Store password locally. Where? How to pass it securely?
The user enters login and a password, and this data goes to the server. How can I securely pass it? Should I use a secure protocol like https or ssl?
Yes! You need to pass the data in a security way, using TLS for example.
If the credentials are correct I need to save this data to the local machine. Should I use a local database file, a binary, or just a text file? Where to store this file? And I bet I need to encrypt this. Also I need to decrypt it later, but for decryption I need some additional data (some key, probably), right? Where to store this additional data?
You can generate a key instead of the password, so for example, in the authentication the server returns a KEY (random bits) save that in a database with the ID of the user, and you store that KEY localy, but in the server you know who that belongs to. Then, in the second login, you send that key to the server, that checks if its valid (belongs to that user) and not expired.

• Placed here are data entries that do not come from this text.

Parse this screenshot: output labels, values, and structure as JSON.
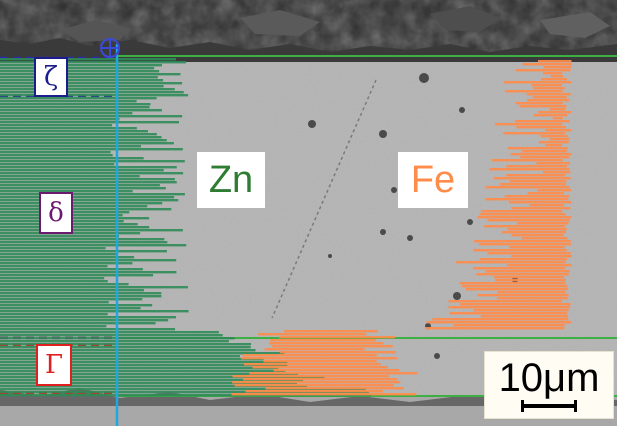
{
  "phases": {
    "zeta": "ζ",
    "delta": "δ",
    "gamma": "Γ"
  },
  "elements": {
    "zn": "Zn",
    "fe": "Fe"
  },
  "scale_bar": {
    "label": "10μm"
  },
  "colors": {
    "zn_profile": "#2e8b57",
    "fe_profile": "#ff8c4a",
    "line_scan": "#1fa7e0",
    "boundary": "#3cb043",
    "zeta_border": "#1c1c8c",
    "delta_border": "#6a1b6f",
    "gamma_border": "#e02020",
    "zeta_dash": "#2a2aa8",
    "delta_dash": "#8a1a6a",
    "gamma_dash": "#e02020",
    "matrix": "#b0b0b0",
    "top_coating": "#2a2a2a"
  },
  "icons": {
    "line_origin": "crosshair-circle-icon"
  }
}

At some point I need to pass this information to another process. I already have tcp communication between processes established. Is this enough for passing? Should I pass it encrypted or decrypted.
Again, you pass only the key. You can encrypt, but its realy hard to avoid all the types of attacks your system may suffer.
HTTPS or a custom protocol using TLS for encryption is the correct way to securely communicate with a remote server, assuming you implement it correctly and exit if something isn't right with certificates (I've seen mobile apps that despite using HTTPS, accepted my self-signed certificate right away without even asking the user, making the whole "security" pointless).
Storing the credentials securely on the machine is a lot harder because if your app can decrypt them, so can malware running with the same privileges as your app - any protection would just be security by obscurity and won't stop a dedicated attacker, it may only protect against common "stealers" which are mainly designed to steal browser profiles (history, session cookies) or personal files (for possible identity theft) and won't steal the actual app binary so the attacker won't know how the saved credentials were encrypted, or even if he has the app's binary he may just not care because reverse-engineering is time consuming and requires experience (note that malware developers often aren't the ones who actually deploy them and collect/resell the stolen data).
You may derive a key from the hardware like pbkdf2(sha512(OSname+OSversion+CPUmodel+MACaddress))
and use that as a key to encrypt the credentials, which can be retrieved on the same machine but won't benefit an attacker if he only stole the encrypted credentials and the app's binary unless he has still access to the machine to go back and get that same value
There is no need to use encryption for inter-process communication on the same machine, if an attacker can intercept that communication he already has control of the machine (at the same privilege level that the app uses, if not higher) which means you can read what I said above about not being able to defend against that.